İnkalar’ın harç kullanmadan, kuru taş teknolojisi ile inşa ettikleri şehirde en çok ilgiyi Intihuatana Taşı, Güneş Tapınağı ve Üç Pencereli Oda çeker. Bir kısmı teraslanarak tarım için ayrılmış olan Machu Picchu’nun hem teraslama, hem de taş işçiliğindeki ustalık, bugünkü teknolojiyle bile zor ulaşılacak üstünlüktedir.
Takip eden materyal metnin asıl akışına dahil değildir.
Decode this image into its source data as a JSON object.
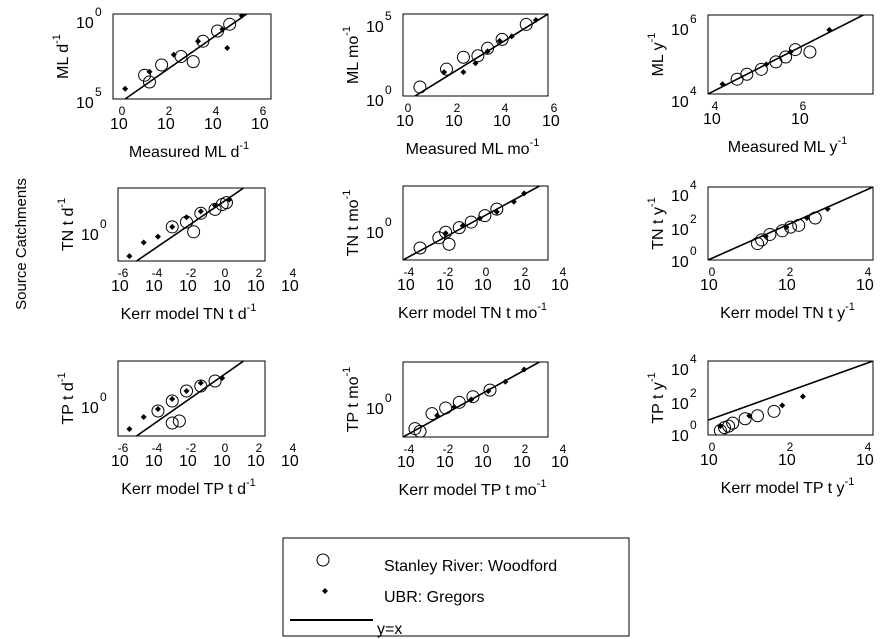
{
  "figure": {
    "row_title": "Source Catchments",
    "legend": [
      {
        "label": "Stanley River: Woodford",
        "symbol": "circle"
      },
      {
        "label": "UBR: Gregors",
        "symbol": "point"
      },
      {
        "label": "y=x",
        "symbol": "line"
      }
    ]
  },
  "chart_data": [
    {
      "type": "scatter",
      "scale": "log",
      "xlabel": "Measured ML d",
      "xlabel_sup": "-1",
      "ylabel": "ML d",
      "ylabel_sup": "-1",
      "x_ticks": [
        "0",
        "2",
        "4",
        "6"
      ],
      "y_ticks": [
        "0",
        "5"
      ],
      "series": [
        {
          "name": "Stanley River: Woodford",
          "values": [
            [
              0.8,
              1.4
            ],
            [
              1.5,
              2.0
            ],
            [
              2.3,
              2.5
            ],
            [
              3.2,
              3.4
            ],
            [
              3.8,
              4.0
            ],
            [
              4.3,
              4.4
            ],
            [
              1.0,
              1.0
            ],
            [
              2.8,
              2.2
            ]
          ]
        },
        {
          "name": "UBR: Gregors",
          "values": [
            [
              0.0,
              0.6
            ],
            [
              1.0,
              1.6
            ],
            [
              2.0,
              2.6
            ],
            [
              3.0,
              3.4
            ],
            [
              4.0,
              4.1
            ],
            [
              4.2,
              3.0
            ],
            [
              4.8,
              4.9
            ]
          ]
        }
      ]
    },
    {
      "type": "scatter",
      "scale": "log",
      "xlabel": "Measured ML mo",
      "xlabel_sup": "-1",
      "ylabel": "ML  mo",
      "ylabel_sup": "-1",
      "x_ticks": [
        "0",
        "2",
        "4",
        "6"
      ],
      "y_ticks": [
        "0",
        "5"
      ],
      "series": [
        {
          "name": "Stanley River: Woodford",
          "values": [
            [
              0.2,
              0.6
            ],
            [
              1.3,
              1.8
            ],
            [
              2.0,
              2.6
            ],
            [
              2.6,
              2.7
            ],
            [
              3.0,
              3.2
            ],
            [
              3.6,
              3.8
            ],
            [
              4.6,
              4.8
            ]
          ]
        },
        {
          "name": "UBR: Gregors",
          "values": [
            [
              1.2,
              1.6
            ],
            [
              2.0,
              1.6
            ],
            [
              2.5,
              2.2
            ],
            [
              3.0,
              3.0
            ],
            [
              3.5,
              3.7
            ],
            [
              4.0,
              4.0
            ],
            [
              5.0,
              5.1
            ]
          ]
        }
      ]
    },
    {
      "type": "scatter",
      "scale": "log",
      "xlabel": "Measured ML y",
      "xlabel_sup": "-1",
      "ylabel": "ML  y",
      "ylabel_sup": "-1",
      "x_ticks": [
        "4",
        "6"
      ],
      "y_ticks": [
        "4",
        "6"
      ],
      "series": [
        {
          "name": "Stanley River: Woodford",
          "values": [
            [
              4.4,
              4.4
            ],
            [
              4.6,
              4.6
            ],
            [
              4.9,
              4.8
            ],
            [
              5.2,
              5.1
            ],
            [
              5.4,
              5.3
            ],
            [
              5.6,
              5.6
            ],
            [
              5.9,
              5.5
            ]
          ]
        },
        {
          "name": "UBR: Gregors",
          "values": [
            [
              4.1,
              4.2
            ],
            [
              5.0,
              5.0
            ],
            [
              5.5,
              5.5
            ],
            [
              6.3,
              6.4
            ]
          ]
        }
      ]
    },
    {
      "type": "scatter",
      "scale": "log",
      "xlabel": "Kerr model TN t d",
      "xlabel_sup": "-1",
      "ylabel": "TN t d",
      "ylabel_sup": "-1",
      "x_ticks": [
        "-6",
        "-4",
        "-2",
        "0",
        "2",
        "4"
      ],
      "y_ticks": [
        "0"
      ],
      "series": [
        {
          "name": "Stanley River: Woodford",
          "values": [
            [
              -3.0,
              -2.0
            ],
            [
              -2.0,
              -1.5
            ],
            [
              -1.0,
              -0.6
            ],
            [
              0.0,
              -0.2
            ],
            [
              0.5,
              0.3
            ],
            [
              0.8,
              0.5
            ],
            [
              -1.5,
              -2.5
            ]
          ]
        },
        {
          "name": "UBR: Gregors",
          "values": [
            [
              -6.0,
              -5.0
            ],
            [
              -5.0,
              -3.6
            ],
            [
              -4.0,
              -3.0
            ],
            [
              -3.0,
              -2.0
            ],
            [
              -2.0,
              -1.0
            ],
            [
              -1.0,
              -0.4
            ],
            [
              0.0,
              0.2
            ],
            [
              1.0,
              0.8
            ]
          ]
        }
      ]
    },
    {
      "type": "scatter",
      "scale": "log",
      "xlabel": "Kerr model TN t mo",
      "xlabel_sup": "-1",
      "ylabel": "TN t mo",
      "ylabel_sup": "-1",
      "x_ticks": [
        "-4",
        "-2",
        "0",
        "2",
        "4"
      ],
      "y_ticks": [
        "0"
      ],
      "series": [
        {
          "name": "Stanley River: Woodford",
          "values": [
            [
              -3.5,
              -3.2
            ],
            [
              -2.4,
              -2.1
            ],
            [
              -2.0,
              -1.5
            ],
            [
              -1.2,
              -1.0
            ],
            [
              -0.5,
              -0.4
            ],
            [
              0.3,
              0.3
            ],
            [
              1.0,
              1.0
            ],
            [
              -1.8,
              -2.8
            ]
          ]
        },
        {
          "name": "UBR: Gregors",
          "values": [
            [
              -2.0,
              -1.6
            ],
            [
              -1.0,
              -0.8
            ],
            [
              0.0,
              0.0
            ],
            [
              1.0,
              0.7
            ],
            [
              2.0,
              1.8
            ],
            [
              2.6,
              2.7
            ]
          ]
        }
      ]
    },
    {
      "type": "scatter",
      "scale": "log",
      "xlabel": "Kerr model TN t y",
      "xlabel_sup": "-1",
      "ylabel": "TN t y",
      "ylabel_sup": "-1",
      "x_ticks": [
        "0",
        "2",
        "4"
      ],
      "y_ticks": [
        "0",
        "2",
        "4"
      ],
      "series": [
        {
          "name": "Stanley River: Woodford",
          "values": [
            [
              1.2,
              0.9
            ],
            [
              1.3,
              1.1
            ],
            [
              1.5,
              1.4
            ],
            [
              1.8,
              1.6
            ],
            [
              2.0,
              1.8
            ],
            [
              2.2,
              1.9
            ],
            [
              2.6,
              2.3
            ]
          ]
        },
        {
          "name": "UBR: Gregors",
          "values": [
            [
              1.4,
              1.3
            ],
            [
              1.9,
              1.8
            ],
            [
              2.4,
              2.3
            ],
            [
              2.9,
              2.8
            ]
          ]
        }
      ]
    },
    {
      "type": "scatter",
      "scale": "log",
      "xlabel": "Kerr model TP t d",
      "xlabel_sup": "-1",
      "ylabel": "TP t d",
      "ylabel_sup": "-1",
      "x_ticks": [
        "-6",
        "-4",
        "-2",
        "0",
        "2",
        "4"
      ],
      "y_ticks": [
        "0"
      ],
      "series": [
        {
          "name": "Stanley River: Woodford",
          "values": [
            [
              -4.0,
              -3.0
            ],
            [
              -3.0,
              -2.0
            ],
            [
              -2.0,
              -1.0
            ],
            [
              -1.0,
              -0.5
            ],
            [
              0.0,
              0.0
            ],
            [
              -3.0,
              -4.2
            ],
            [
              -2.5,
              -4.0
            ]
          ]
        },
        {
          "name": "UBR: Gregors",
          "values": [
            [
              -6.0,
              -4.8
            ],
            [
              -5.0,
              -3.6
            ],
            [
              -4.0,
              -2.8
            ],
            [
              -3.0,
              -1.8
            ],
            [
              -2.0,
              -1.0
            ],
            [
              -1.0,
              -0.2
            ],
            [
              0.5,
              0.3
            ]
          ]
        }
      ]
    },
    {
      "type": "scatter",
      "scale": "log",
      "xlabel": "Kerr model TP t mo",
      "xlabel_sup": "-1",
      "ylabel": "TP t mo",
      "ylabel_sup": "-1",
      "x_ticks": [
        "-4",
        "-2",
        "0",
        "2",
        "4"
      ],
      "y_ticks": [
        "0"
      ],
      "series": [
        {
          "name": "Stanley River: Woodford",
          "values": [
            [
              -3.8,
              -3.6
            ],
            [
              -2.8,
              -2.0
            ],
            [
              -2.0,
              -1.4
            ],
            [
              -1.2,
              -0.8
            ],
            [
              -0.4,
              -0.2
            ],
            [
              0.6,
              0.5
            ],
            [
              -3.5,
              -3.9
            ]
          ]
        },
        {
          "name": "UBR: Gregors",
          "values": [
            [
              -2.5,
              -2.2
            ],
            [
              -1.5,
              -1.3
            ],
            [
              -0.5,
              -0.5
            ],
            [
              0.5,
              0.4
            ],
            [
              1.5,
              1.4
            ],
            [
              2.6,
              2.7
            ]
          ]
        }
      ]
    },
    {
      "type": "scatter",
      "scale": "log",
      "xlabel": "Kerr model TP t y",
      "xlabel_sup": "-1",
      "ylabel": "TP t y",
      "ylabel_sup": "-1",
      "x_ticks": [
        "0",
        "2",
        "4"
      ],
      "y_ticks": [
        "0",
        "2",
        "4"
      ],
      "series": [
        {
          "name": "Stanley River: Woodford",
          "values": [
            [
              0.3,
              -0.7
            ],
            [
              0.4,
              -0.5
            ],
            [
              0.6,
              -0.2
            ],
            [
              0.9,
              0.1
            ],
            [
              1.2,
              0.3
            ],
            [
              1.6,
              0.6
            ],
            [
              0.5,
              -0.4
            ]
          ]
        },
        {
          "name": "UBR: Gregors",
          "values": [
            [
              0.3,
              -0.4
            ],
            [
              1.0,
              0.3
            ],
            [
              1.8,
              1.0
            ],
            [
              2.3,
              1.6
            ]
          ]
        }
      ]
    }
  ]
}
Şehir lamalarla el ele gezildikten sonra gitme vakti geldiğinde dağların eteğindeki, 8 km uzaklıktaki Agues Calientes Kasabası‘na minibüsle ya da yürüyerek inilebilir. Yalnız sürekli merdiven inerek devam eden yürüyüşün 1,5 saat sürdüğünü dikkate almak gerekir. Aksi takdirde, her ne kadar sportif bile olunsa, insanın dizlerinin bağının çözülüp bacakların tir tir titremesi kaçınılmazdır.
Urubamba Nehri’nin kıyısında, dağların arasında sıkışıp kalmış Agues Calientes Kasabası, turistik, doğal ve oldukça şirin bir yerleşimdir. Doğa öylesine muhteşemdir ki, insanın burayı bırakıp gidesi gelmez…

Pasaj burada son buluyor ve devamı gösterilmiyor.